NBA – Comme le Magic, les Pistons entament un nouveau chapitre de leur histoire. Leurs points forts ? Les présences du premier choix de la dernière Draft et d’un champion olympique.

Comme chaque année, Basket USA vous propose une présentation de la saison NBA à venir, franchise par franchise, sous la forme d’un compte à rebours, de la 30e place à notre favori pour le titre de champion. Aujourd’hui, toujours chez les gros chantiers après le Magic et le Thunder, place aux Pistons, qui ont changé tout leur effectif en un an !
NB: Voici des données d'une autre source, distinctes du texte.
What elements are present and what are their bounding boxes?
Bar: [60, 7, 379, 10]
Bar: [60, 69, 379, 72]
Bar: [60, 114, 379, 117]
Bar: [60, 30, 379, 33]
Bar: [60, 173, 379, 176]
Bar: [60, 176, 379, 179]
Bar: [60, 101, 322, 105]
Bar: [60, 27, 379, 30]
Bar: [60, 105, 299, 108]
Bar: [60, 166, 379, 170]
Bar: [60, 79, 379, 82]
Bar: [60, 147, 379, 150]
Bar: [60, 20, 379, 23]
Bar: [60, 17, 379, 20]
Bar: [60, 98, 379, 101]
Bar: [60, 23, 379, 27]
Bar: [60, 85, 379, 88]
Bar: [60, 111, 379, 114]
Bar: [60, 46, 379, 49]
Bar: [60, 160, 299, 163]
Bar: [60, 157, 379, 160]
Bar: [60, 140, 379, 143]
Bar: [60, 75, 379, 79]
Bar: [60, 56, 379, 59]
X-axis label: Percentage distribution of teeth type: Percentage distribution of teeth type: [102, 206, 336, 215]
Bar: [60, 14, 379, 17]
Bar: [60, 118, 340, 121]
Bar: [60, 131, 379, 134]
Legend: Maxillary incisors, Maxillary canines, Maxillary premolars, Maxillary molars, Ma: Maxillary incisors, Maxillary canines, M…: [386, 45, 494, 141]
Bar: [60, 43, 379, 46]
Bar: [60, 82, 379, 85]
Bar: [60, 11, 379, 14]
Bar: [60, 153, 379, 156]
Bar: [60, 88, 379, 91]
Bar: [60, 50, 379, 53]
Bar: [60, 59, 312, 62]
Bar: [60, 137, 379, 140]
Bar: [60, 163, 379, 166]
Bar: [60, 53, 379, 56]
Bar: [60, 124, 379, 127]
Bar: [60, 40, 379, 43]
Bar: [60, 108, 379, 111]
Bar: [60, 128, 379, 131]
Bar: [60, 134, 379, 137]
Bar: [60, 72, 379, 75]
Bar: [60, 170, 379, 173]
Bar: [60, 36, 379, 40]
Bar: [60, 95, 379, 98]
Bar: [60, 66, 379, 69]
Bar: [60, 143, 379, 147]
Quel est le joueur le plus ancien de Detroit ? Il y a quelques jours, c’était encore Sekou Doumbouya, drafté en 2019, mais depuis son transfert, c’est Killian Hayes, sélectionné en 7e position à la Draft 2020. C’est dire si la franchise du Michigan a nettoyé son effectif du sol au plafond. Et ce grand ménage est à mettre à l’actif de Troy Weaver, GM arrivé il y a douze mois.

Il était l’assistant de Sam Presti au Thunder et, même à des milliers de kilomètres l’un de l’autre, ils procèdent à une stratégie similaire, avec une reconstruction basée sur la Draft et la jeunesse. La saison dernière a été marquée par les départs de Blake Griffin et Derrick Rose. Désormais, tout est en place pour reconstruire sans contrats boulets.

Jerami Grant doit confirmer

Pour encadrer et former cette jeune escouade, Dwane Casey est toujours là et sa dureté sera essentielle pour ce groupe. À l’origine, il n’était pas venu pour jouer les directeurs de centre de formation, mais c’est aujourd’hui son rôle et on n’est pas loin de penser que ce travail n’est pas si éloigné de celui du coach de la G-League Ignite Team. Heureusement, il peut compter sur quelques vétérans à ses côtés pour diriger la manœuvre.

Comme cadres, justement, Jerami Grant va encore disposer d’une bonne partie des responsabilités offensives et il a prouvé qu’il pouvait les assumer, en 2020/21. D’autant qu’il va revenir à l’entraînement avec une médaille d’or olympique dans sa besace. À l’image de l’an passé, l’ailier de 27 ans va devoir créer pas mal de décalages lui-même, en particulier si l’attaque patine.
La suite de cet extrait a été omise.